2. **Tighten Shape A distance for cross-role queries** — currently
`DefaultPlaybookMaxDistance = 0.5`. If the new query embeds
close in `(client, city)` but far in `role`, the boost still
fires because cosine doesn't separate the axes. Could derive
a tighter threshold from intra-role vs inter-role distance
distributions.
3. **Per-retrieve judge re-gate** — call the judge on the warm
top-1 vs cold top-1 and demote the warm result if the judge
prefers cold. Highest correctness, ~2× retrieve latency. Not
viable for the hot path.
(1) is the obvious first fix. The role-extractor already exists
(see `internal/chat/inbox.go` LLM-parsed inbox demands; same
qwen2.5 format=json shape can run on playbook record).
## What the substrate gets right
- 80% cold-pass-correct on a query distribution it's never seen
trained for — strong v2-moe + corpus signal.
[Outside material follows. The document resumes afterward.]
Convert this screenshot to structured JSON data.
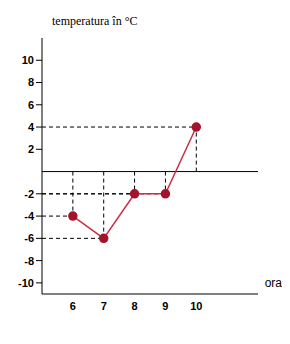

- The two queries that did discover (Q#2, Q#9) lifted cleanly:
recorded playbook → warm top-1 = judge-best at rank 0. The
basic Shape B mechanism works on real-shape queries.
- Cross-pollination *only* fires within same-client+city clusters,
not across them — the substrate is not behaving randomly. The
bleed has clear semantics; it just exceeds what the inject
gate's per-query scope catches.
## Repro
```bash
go run scripts/cutover/gen_real_queries.go -limit 10 > tests/reality/real_coord_queries.txt
QUERIES_FILE=tests/reality/real_coord_queries.txt RUN_ID=real_001 \
WITH_PARAPHRASE=0 WITH_REJUDGE=0 \
./scripts/playbook_lift.sh
```
Evidence: `reports/reality-tests/playbook_lift_real_001.{json,md}`.